Kompasiana adalah platform blog. Konten ini menjadi tanggung jawab bloger dan tidak mewakili pandangan redaksi Kompas.

Dokumen Pribadi

Banyak yang bertanya atau berkomentar tentang perlu-tidaknya travelling untuk anak, dari yang bernada positif hingga yang bernada negatif---nyaris nyinyir. Bahkan di sosial media travelmom atau travelblogger loh!

Ada yang merasa tidak perlu wong anak masih kecil dan belum tahu apa-apa. Apalagi mengingat perjalanannya. Travelling mengajak anak itu rugi, begitu katanya. Ada yang berpikir negatif : "palingan travelling untuk gengsi" biar ada postingan foto liburan bersama anak dan keluarga. Bukankah kebahagiaan itu harus dicitrakan di media sosial? Hohoho... (yang ini bikin saya garuk-garuk kepala hihihi).

Hmmm... sebenarnya tidak ada yang bertanya kepada saya secara langsung sih. Hahaha... (GR banget ya? Siapa juga saya? Sok penting euy) Tapi ijinkan saya berbagi, siapa tahu bermanfaat. Boleh ya?

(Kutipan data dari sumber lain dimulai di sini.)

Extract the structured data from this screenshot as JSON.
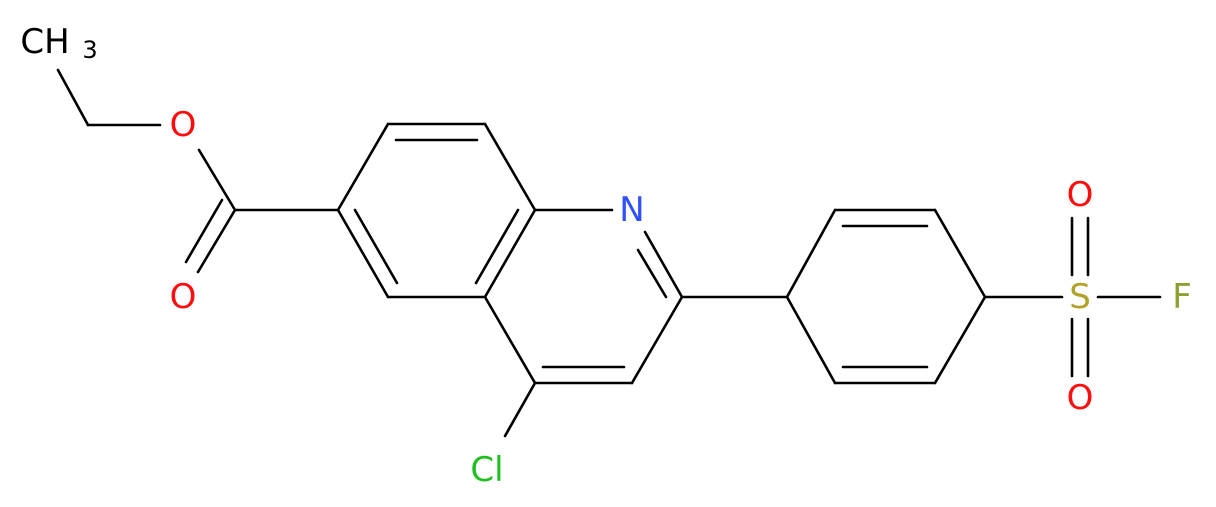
{
  "atoms": [
    {
      "label": "CH",
      "subscript": "3"
    },
    {
      "label": "O"
    },
    {
      "label": "O"
    },
    {
      "label": "N"
    },
    {
      "label": "Cl"
    },
    {
      "label": "S"
    },
    {
      "label": "O"
    },
    {
      "label": "O"
    },
    {
      "label": "F"
    }
  ]
}
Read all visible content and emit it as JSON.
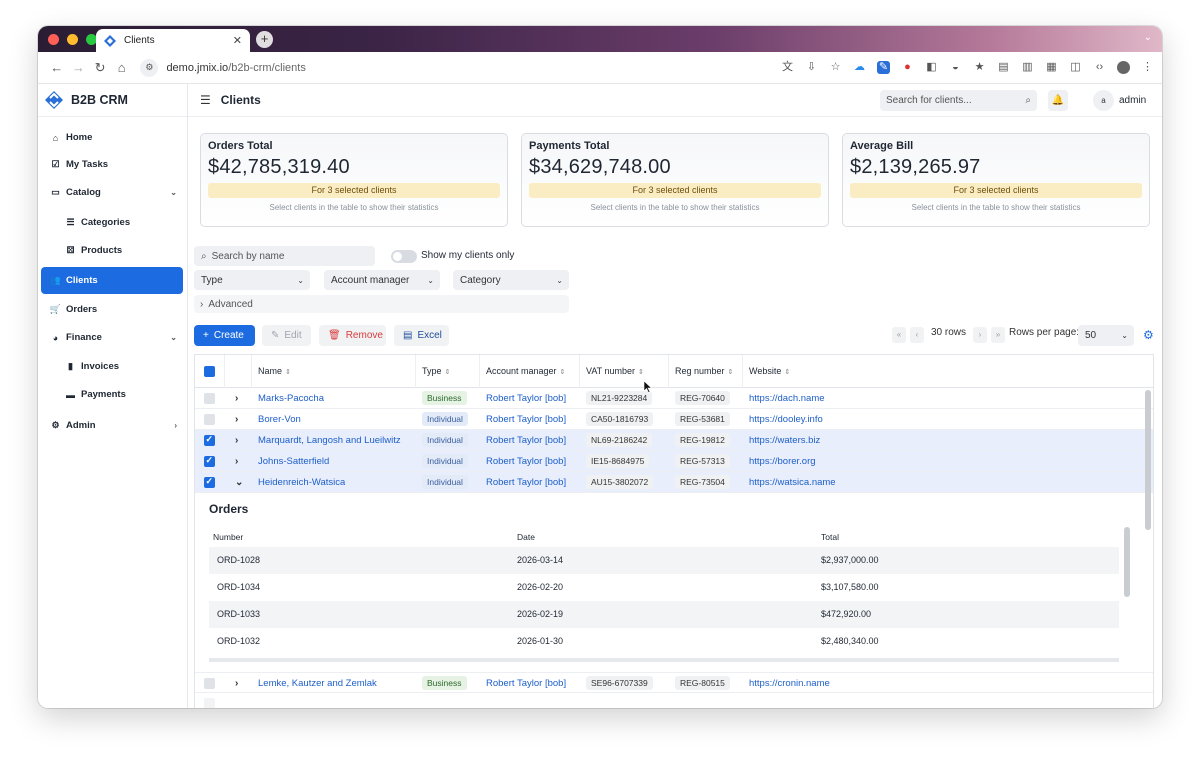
{
  "browser": {
    "tab_title": "Clients",
    "url_host": "demo.jmix.io",
    "url_path": "/b2b-crm/clients"
  },
  "app": {
    "brand": "B2B CRM",
    "page_title": "Clients",
    "search_placeholder": "Search for clients...",
    "user_initial": "a",
    "username": "admin"
  },
  "sidebar": {
    "items": [
      {
        "label": "Home",
        "icon": "home-icon"
      },
      {
        "label": "My Tasks",
        "icon": "check-square-icon"
      },
      {
        "label": "Catalog",
        "icon": "book-icon"
      },
      {
        "label": "Categories",
        "icon": "list-icon"
      },
      {
        "label": "Products",
        "icon": "cubes-icon"
      },
      {
        "label": "Clients",
        "icon": "users-icon"
      },
      {
        "label": "Orders",
        "icon": "cart-icon"
      },
      {
        "label": "Finance",
        "icon": "pie-chart-icon"
      },
      {
        "label": "Invoices",
        "icon": "file-icon"
      },
      {
        "label": "Payments",
        "icon": "wallet-icon"
      },
      {
        "label": "Admin",
        "icon": "gear-icon"
      }
    ]
  },
  "cards": [
    {
      "title": "Orders Total",
      "value": "$42,785,319.40",
      "badge": "For 3 selected clients",
      "hint": "Select clients in the table to show their statistics"
    },
    {
      "title": "Payments Total",
      "value": "$34,629,748.00",
      "badge": "For 3 selected clients",
      "hint": "Select clients in the table to show their statistics"
    },
    {
      "title": "Average Bill",
      "value": "$2,139,265.97",
      "badge": "For 3 selected clients",
      "hint": "Select clients in the table to show their statistics"
    }
  ],
  "filters": {
    "search_placeholder": "Search by name",
    "toggle_label": "Show my clients only",
    "type": "Type",
    "manager": "Account manager",
    "category": "Category",
    "advanced": "Advanced"
  },
  "actions": {
    "create": "Create",
    "edit": "Edit",
    "remove": "Remove",
    "excel": "Excel",
    "rows": "30 rows",
    "rows_per_page_label": "Rows per page:",
    "rows_per_page": "50"
  },
  "table": {
    "columns": [
      "Name",
      "Type",
      "Account manager",
      "VAT number",
      "Reg number",
      "Website"
    ],
    "rows": [
      {
        "name": "Marks-Pacocha",
        "type": "Business",
        "manager": "Robert Taylor [bob]",
        "vat": "NL21-9223284",
        "reg": "REG-70640",
        "web": "https://dach.name",
        "checked": false,
        "expanded": false
      },
      {
        "name": "Borer-Von",
        "type": "Individual",
        "manager": "Robert Taylor [bob]",
        "vat": "CA50-1816793",
        "reg": "REG-53681",
        "web": "https://dooley.info",
        "checked": false,
        "expanded": false
      },
      {
        "name": "Marquardt, Langosh and Lueilwitz",
        "type": "Individual",
        "manager": "Robert Taylor [bob]",
        "vat": "NL69-2186242",
        "reg": "REG-19812",
        "web": "https://waters.biz",
        "checked": true,
        "expanded": false
      },
      {
        "name": "Johns-Satterfield",
        "type": "Individual",
        "manager": "Robert Taylor [bob]",
        "vat": "IE15-8684975",
        "reg": "REG-57313",
        "web": "https://borer.org",
        "checked": true,
        "expanded": false
      },
      {
        "name": "Heidenreich-Watsica",
        "type": "Individual",
        "manager": "Robert Taylor [bob]",
        "vat": "AU15-3802072",
        "reg": "REG-73504",
        "web": "https://watsica.name",
        "checked": true,
        "expanded": true
      }
    ],
    "after_rows": [
      {
        "name": "Lemke, Kautzer and Zemlak",
        "type": "Business",
        "manager": "Robert Taylor [bob]",
        "vat": "SE96-6707339",
        "reg": "REG-80515",
        "web": "https://cronin.name",
        "checked": false,
        "expanded": false
      }
    ]
  },
  "orders": {
    "title": "Orders",
    "columns": [
      "Number",
      "Date",
      "Total"
    ],
    "rows": [
      {
        "number": "ORD-1028",
        "date": "2026-03-14",
        "total": "$2,937,000.00"
      },
      {
        "number": "ORD-1034",
        "date": "2026-02-20",
        "total": "$3,107,580.00"
      },
      {
        "number": "ORD-1033",
        "date": "2026-02-19",
        "total": "$472,920.00"
      },
      {
        "number": "ORD-1032",
        "date": "2026-01-30",
        "total": "$2,480,340.00"
      }
    ]
  },
  "colors": {
    "accent": "#1d6be0",
    "selected_row": "#e8eefb",
    "badge_bg": "#fbedc3",
    "remove": "#d93b3b"
  }
}
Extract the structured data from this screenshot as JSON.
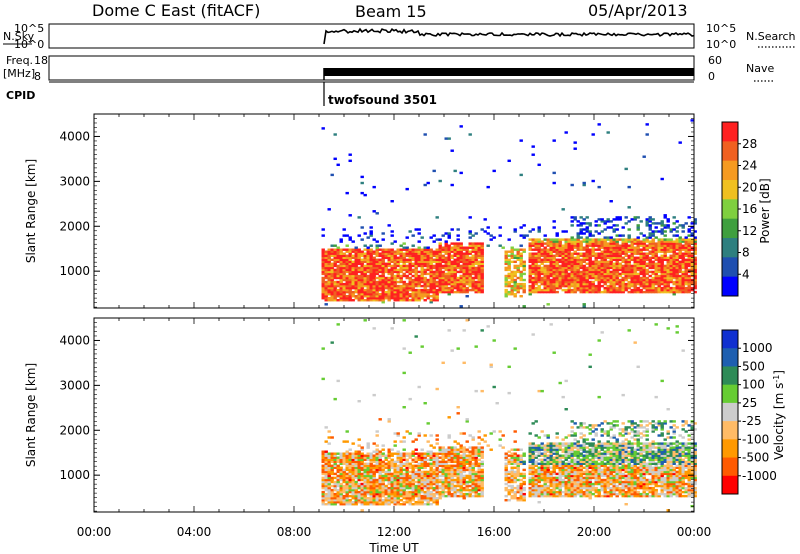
{
  "header": {
    "title": "Dome C East (fitACF)",
    "beam": "Beam 15",
    "date": "05/Apr/2013"
  },
  "nsky_panel": {
    "label": "N.Sky",
    "ticks_left": [
      "10^5",
      "10^0"
    ],
    "ticks_right": [
      "10^5",
      "10^0"
    ],
    "right_label": "N.Search"
  },
  "freq_panel": {
    "label_line1": "Freq.",
    "label_line2": "[MHz]",
    "ticks_left": [
      "18",
      "8"
    ],
    "ticks_right": [
      "60",
      "0"
    ],
    "right_label": "Nave"
  },
  "cpid": {
    "label": "CPID",
    "program": "twofsound 3501"
  },
  "x_axis": {
    "label": "Time UT",
    "ticks": [
      "00:00",
      "04:00",
      "08:00",
      "12:00",
      "16:00",
      "20:00",
      "00:00"
    ]
  },
  "colors": {
    "power_scale": [
      "#0000ff",
      "#1f4fb0",
      "#2e7f7f",
      "#3f9f3f",
      "#7fcf3f",
      "#f0c020",
      "#f59a20",
      "#f06020",
      "#ff2020"
    ],
    "velocity_scale": [
      "#ff0000",
      "#ff5a00",
      "#ff9900",
      "#ffbb66",
      "#cccccc",
      "#66cc33",
      "#2e8b57",
      "#1e5fb0",
      "#1030d0"
    ]
  },
  "chart_data": [
    {
      "type": "heatmap",
      "name": "power",
      "ylabel": "Slant Range [km]",
      "y_ticks": [
        1000,
        2000,
        3000,
        4000
      ],
      "ylim": [
        180,
        4500
      ],
      "xlim_hours": [
        0,
        24
      ],
      "data_start_hour": 9.1,
      "colorbar": {
        "label": "Power [dB]",
        "ticks": [
          4,
          8,
          12,
          16,
          20,
          24,
          28
        ],
        "range": [
          0,
          32
        ]
      },
      "echo_regions": [
        {
          "t0": 9.1,
          "t1": 13.7,
          "r0": 300,
          "r1": 1500,
          "level": "strong"
        },
        {
          "t0": 13.7,
          "t1": 15.5,
          "r0": 500,
          "r1": 1600,
          "level": "strong"
        },
        {
          "t0": 16.3,
          "t1": 17.2,
          "r0": 400,
          "r1": 1500,
          "level": "medium"
        },
        {
          "t0": 17.3,
          "t1": 24.0,
          "r0": 500,
          "r1": 1700,
          "level": "strong"
        },
        {
          "t0": 19.0,
          "t1": 24.0,
          "r0": 1700,
          "r1": 2200,
          "level": "weak"
        }
      ]
    },
    {
      "type": "heatmap",
      "name": "velocity",
      "ylabel": "Slant Range [km]",
      "y_ticks": [
        1000,
        2000,
        3000,
        4000
      ],
      "ylim": [
        180,
        4500
      ],
      "xlim_hours": [
        0,
        24
      ],
      "data_start_hour": 9.1,
      "colorbar": {
        "label": "Velocity [m s^-1]",
        "ticks": [
          "-1000",
          "-500",
          "-100",
          "-25",
          "25",
          "100",
          "500",
          "1000"
        ]
      }
    }
  ]
}
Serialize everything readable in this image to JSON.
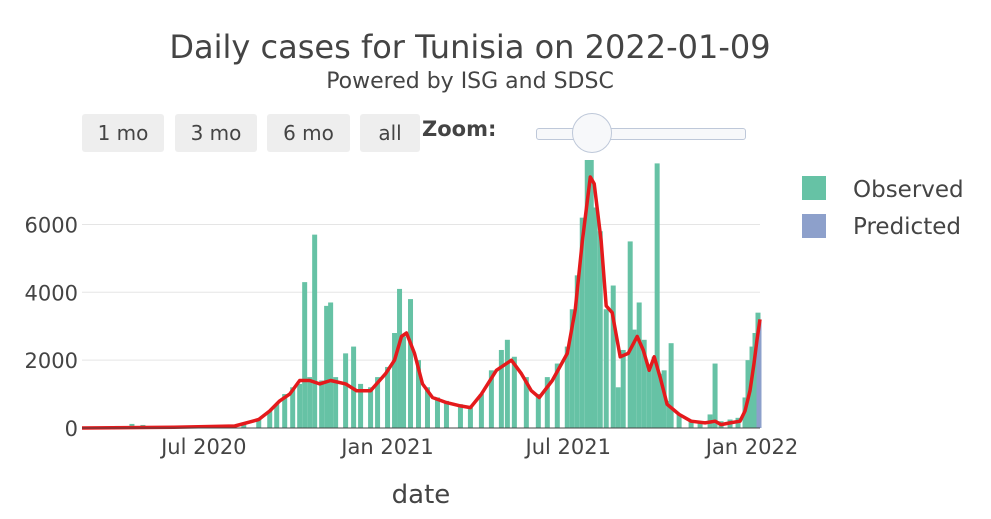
{
  "chart_data": {
    "type": "bar",
    "title": "Daily cases for Tunisia on 2022-01-09",
    "subtitle": "Powered by ISG and SDSC",
    "xlabel": "date",
    "ylabel": "",
    "ylim": [
      0,
      7900
    ],
    "xlim": [
      "2020-03-01",
      "2022-01-09"
    ],
    "yticks": [
      0,
      2000,
      4000,
      6000
    ],
    "ytick_labels": [
      "0",
      "2000",
      "4000",
      "6000"
    ],
    "xticks": [
      "2020-07-01",
      "2021-01-01",
      "2021-07-01",
      "2022-01-01"
    ],
    "xtick_labels": [
      "Jul 2020",
      "Jan 2021",
      "Jul 2021",
      "Jan 2022"
    ],
    "grid": true,
    "legend_position": "right",
    "series": [
      {
        "name": "Observed",
        "kind": "bar",
        "color": "#66c2a5",
        "points": [
          [
            "2020-03-01",
            0
          ],
          [
            "2020-03-20",
            20
          ],
          [
            "2020-04-05",
            60
          ],
          [
            "2020-04-20",
            120
          ],
          [
            "2020-05-01",
            90
          ],
          [
            "2020-05-20",
            40
          ],
          [
            "2020-06-10",
            20
          ],
          [
            "2020-07-01",
            30
          ],
          [
            "2020-07-20",
            80
          ],
          [
            "2020-08-10",
            150
          ],
          [
            "2020-08-25",
            250
          ],
          [
            "2020-09-05",
            500
          ],
          [
            "2020-09-12",
            700
          ],
          [
            "2020-09-20",
            1000
          ],
          [
            "2020-09-28",
            1200
          ],
          [
            "2020-10-05",
            1300
          ],
          [
            "2020-10-10",
            4300
          ],
          [
            "2020-10-15",
            1500
          ],
          [
            "2020-10-20",
            5700
          ],
          [
            "2020-10-27",
            1400
          ],
          [
            "2020-11-01",
            3600
          ],
          [
            "2020-11-05",
            3700
          ],
          [
            "2020-11-10",
            1500
          ],
          [
            "2020-11-20",
            2200
          ],
          [
            "2020-11-28",
            2400
          ],
          [
            "2020-12-05",
            1300
          ],
          [
            "2020-12-15",
            1200
          ],
          [
            "2020-12-22",
            1500
          ],
          [
            "2021-01-01",
            1800
          ],
          [
            "2021-01-08",
            2800
          ],
          [
            "2021-01-13",
            4100
          ],
          [
            "2021-01-17",
            2700
          ],
          [
            "2021-01-24",
            3800
          ],
          [
            "2021-02-01",
            2000
          ],
          [
            "2021-02-10",
            1200
          ],
          [
            "2021-02-20",
            900
          ],
          [
            "2021-03-01",
            800
          ],
          [
            "2021-03-15",
            700
          ],
          [
            "2021-03-25",
            600
          ],
          [
            "2021-04-05",
            1000
          ],
          [
            "2021-04-15",
            1700
          ],
          [
            "2021-04-25",
            2300
          ],
          [
            "2021-05-01",
            2600
          ],
          [
            "2021-05-08",
            2100
          ],
          [
            "2021-05-20",
            1500
          ],
          [
            "2021-06-01",
            1000
          ],
          [
            "2021-06-10",
            1500
          ],
          [
            "2021-06-20",
            1900
          ],
          [
            "2021-06-30",
            2400
          ],
          [
            "2021-07-05",
            3500
          ],
          [
            "2021-07-10",
            4500
          ],
          [
            "2021-07-15",
            6200
          ],
          [
            "2021-07-20",
            7900
          ],
          [
            "2021-07-24",
            7900
          ],
          [
            "2021-07-28",
            6500
          ],
          [
            "2021-08-02",
            5800
          ],
          [
            "2021-08-08",
            3500
          ],
          [
            "2021-08-15",
            4200
          ],
          [
            "2021-08-20",
            1200
          ],
          [
            "2021-08-25",
            2300
          ],
          [
            "2021-09-01",
            5500
          ],
          [
            "2021-09-05",
            2900
          ],
          [
            "2021-09-10",
            3700
          ],
          [
            "2021-09-15",
            2600
          ],
          [
            "2021-09-20",
            1800
          ],
          [
            "2021-09-25",
            2100
          ],
          [
            "2021-09-28",
            7800
          ],
          [
            "2021-10-01",
            1600
          ],
          [
            "2021-10-05",
            1700
          ],
          [
            "2021-10-10",
            800
          ],
          [
            "2021-10-12",
            2500
          ],
          [
            "2021-10-20",
            400
          ],
          [
            "2021-11-01",
            200
          ],
          [
            "2021-11-10",
            150
          ],
          [
            "2021-11-20",
            400
          ],
          [
            "2021-11-25",
            1900
          ],
          [
            "2021-12-01",
            200
          ],
          [
            "2021-12-10",
            250
          ],
          [
            "2021-12-18",
            300
          ],
          [
            "2021-12-25",
            900
          ],
          [
            "2021-12-28",
            2000
          ],
          [
            "2022-01-01",
            2400
          ],
          [
            "2022-01-04",
            2800
          ],
          [
            "2022-01-07",
            3400
          ]
        ]
      },
      {
        "name": "Predicted",
        "kind": "bar",
        "color": "#8da0cb",
        "points": [
          [
            "2022-01-07",
            2300
          ],
          [
            "2022-01-08",
            2700
          ],
          [
            "2022-01-09",
            3200
          ]
        ]
      },
      {
        "name": "",
        "kind": "line",
        "color": "#e41a1c",
        "points": [
          [
            "2020-03-01",
            0
          ],
          [
            "2020-06-01",
            20
          ],
          [
            "2020-08-01",
            60
          ],
          [
            "2020-08-25",
            250
          ],
          [
            "2020-09-05",
            500
          ],
          [
            "2020-09-15",
            800
          ],
          [
            "2020-09-25",
            1000
          ],
          [
            "2020-10-05",
            1400
          ],
          [
            "2020-10-15",
            1400
          ],
          [
            "2020-10-25",
            1300
          ],
          [
            "2020-11-05",
            1400
          ],
          [
            "2020-11-20",
            1300
          ],
          [
            "2020-12-01",
            1100
          ],
          [
            "2020-12-15",
            1100
          ],
          [
            "2020-12-30",
            1600
          ],
          [
            "2021-01-08",
            2000
          ],
          [
            "2021-01-15",
            2700
          ],
          [
            "2021-01-20",
            2800
          ],
          [
            "2021-01-28",
            2200
          ],
          [
            "2021-02-05",
            1300
          ],
          [
            "2021-02-15",
            900
          ],
          [
            "2021-03-01",
            750
          ],
          [
            "2021-03-15",
            650
          ],
          [
            "2021-03-25",
            600
          ],
          [
            "2021-04-05",
            1000
          ],
          [
            "2021-04-20",
            1700
          ],
          [
            "2021-05-05",
            2000
          ],
          [
            "2021-05-15",
            1600
          ],
          [
            "2021-05-25",
            1100
          ],
          [
            "2021-06-02",
            900
          ],
          [
            "2021-06-15",
            1400
          ],
          [
            "2021-06-30",
            2200
          ],
          [
            "2021-07-08",
            3500
          ],
          [
            "2021-07-15",
            5500
          ],
          [
            "2021-07-23",
            7400
          ],
          [
            "2021-07-27",
            7200
          ],
          [
            "2021-08-03",
            5500
          ],
          [
            "2021-08-08",
            3600
          ],
          [
            "2021-08-14",
            3400
          ],
          [
            "2021-08-22",
            2100
          ],
          [
            "2021-08-30",
            2200
          ],
          [
            "2021-09-08",
            2700
          ],
          [
            "2021-09-14",
            2300
          ],
          [
            "2021-09-20",
            1700
          ],
          [
            "2021-09-25",
            2100
          ],
          [
            "2021-10-01",
            1500
          ],
          [
            "2021-10-08",
            700
          ],
          [
            "2021-10-20",
            400
          ],
          [
            "2021-11-01",
            200
          ],
          [
            "2021-11-15",
            150
          ],
          [
            "2021-11-25",
            200
          ],
          [
            "2021-12-01",
            100
          ],
          [
            "2021-12-10",
            150
          ],
          [
            "2021-12-20",
            200
          ],
          [
            "2021-12-25",
            500
          ],
          [
            "2021-12-30",
            1100
          ],
          [
            "2022-01-03",
            1900
          ],
          [
            "2022-01-06",
            2600
          ],
          [
            "2022-01-09",
            3200
          ]
        ]
      }
    ]
  },
  "controls": {
    "range_buttons": [
      "1 mo",
      "3 mo",
      "6 mo",
      "all"
    ],
    "zoom_label": "Zoom:",
    "zoom_value": 0.3
  }
}
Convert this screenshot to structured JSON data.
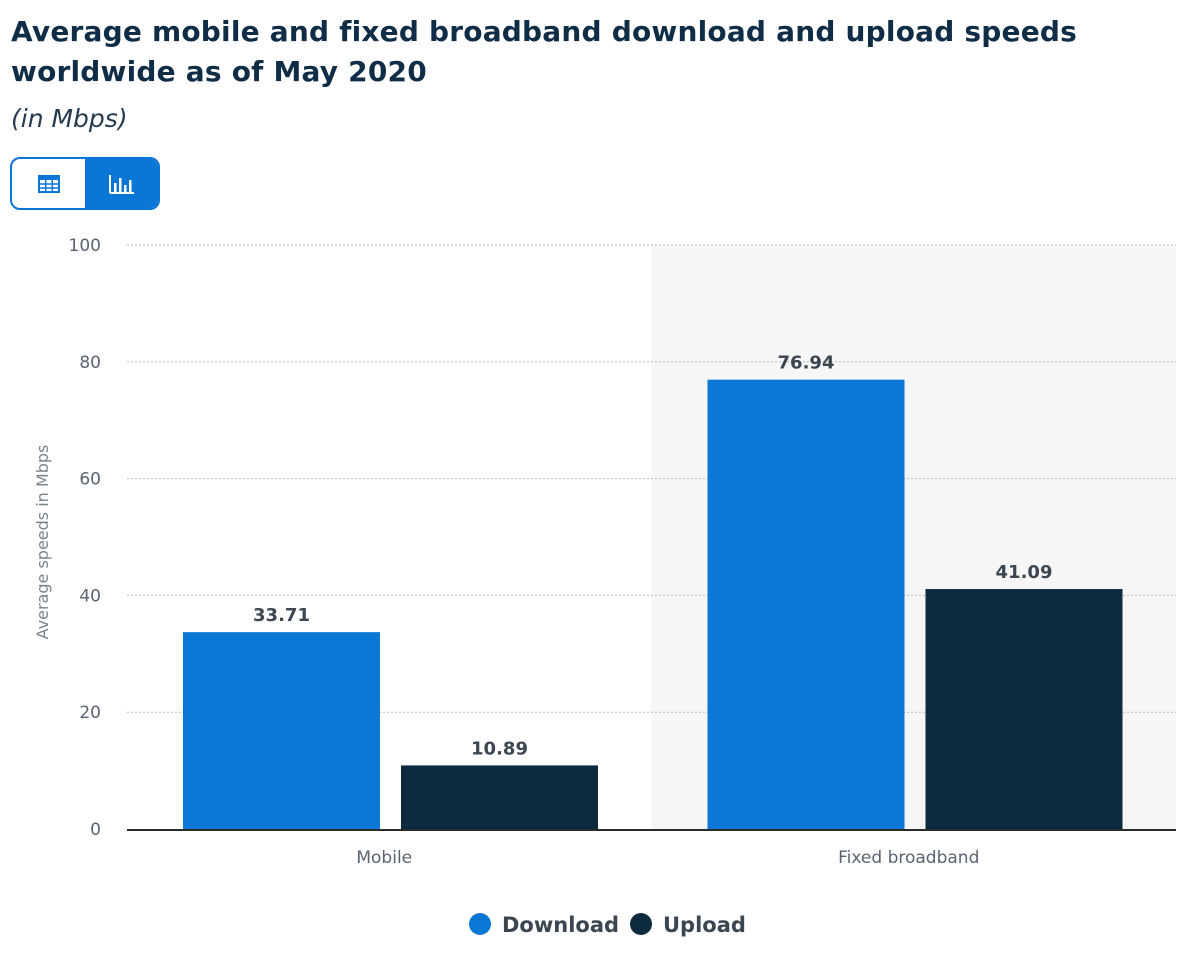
{
  "header": {
    "title": "Average mobile and fixed broadband download and upload speeds worldwide as of May 2020",
    "subtitle": "(in Mbps)"
  },
  "view_toggle": {
    "table_icon": "table-icon",
    "chart_icon": "bar-chart-icon",
    "active": "chart"
  },
  "colors": {
    "download": "#0b78d7",
    "upload": "#0d2a3f",
    "accent": "#0a76d6"
  },
  "chart_data": {
    "type": "bar",
    "title": "Average mobile and fixed broadband download and upload speeds worldwide as of May 2020",
    "subtitle": "(in Mbps)",
    "categories": [
      "Mobile",
      "Fixed broadband"
    ],
    "series": [
      {
        "name": "Download",
        "values": [
          33.71,
          76.94
        ],
        "labels": [
          "33.71",
          "76.94"
        ]
      },
      {
        "name": "Upload",
        "values": [
          10.89,
          41.09
        ],
        "labels": [
          "10.89",
          "41.09"
        ]
      }
    ],
    "xlabel": "",
    "ylabel": "Average speeds in Mbps",
    "ylim": [
      0,
      100
    ],
    "yticks": [
      0,
      20,
      40,
      60,
      80,
      100
    ],
    "grid": true,
    "legend_position": "bottom-center",
    "highlighted_category": "Fixed broadband"
  }
}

Jika mendapat pertanyaan seperti judul diatas, sebenarnya buat saya agak susah memberi jawaban. Kondisi dan prioritas hidup masing-masing orang berbeda. Namun, saya punya pengalaman yang menjadikan saya menganggap travelling untuk anak adalah perlu. Karenanya, saya suka dan sering mengajak anak-anak saya travelling bahkan selalu saya ajak kemanapun saya pergi.

Pengalaman ini adalah pengalaman masa kecil saya. Saya lahir dan tumbuh di kampung. Orangtua saya bukan orang berada. Tapi saya ingat betul meskipun tidak terlalu detil, ada suatu hari bapak saya mengajak anak-anaknya jalan-jalan. Kebetulan bapak punya sepeda motor bebek tua dan butut waktu itu. Jadi, kami bertiga (kakak, saya, dan adik) diajak naik motor pergi ke Ambarawa yang berjarak kira-kira 30 km dari rumah.

Suatu saat kenangan masa kecil itu muncul di benak saya. Bak kaset berputar di memori saya, satu per satu kepingan kenangan itu menjelma menjadi sebuah keindahan sekaligus kerinduan. Masa kecil yang sederhana tapi bahagia.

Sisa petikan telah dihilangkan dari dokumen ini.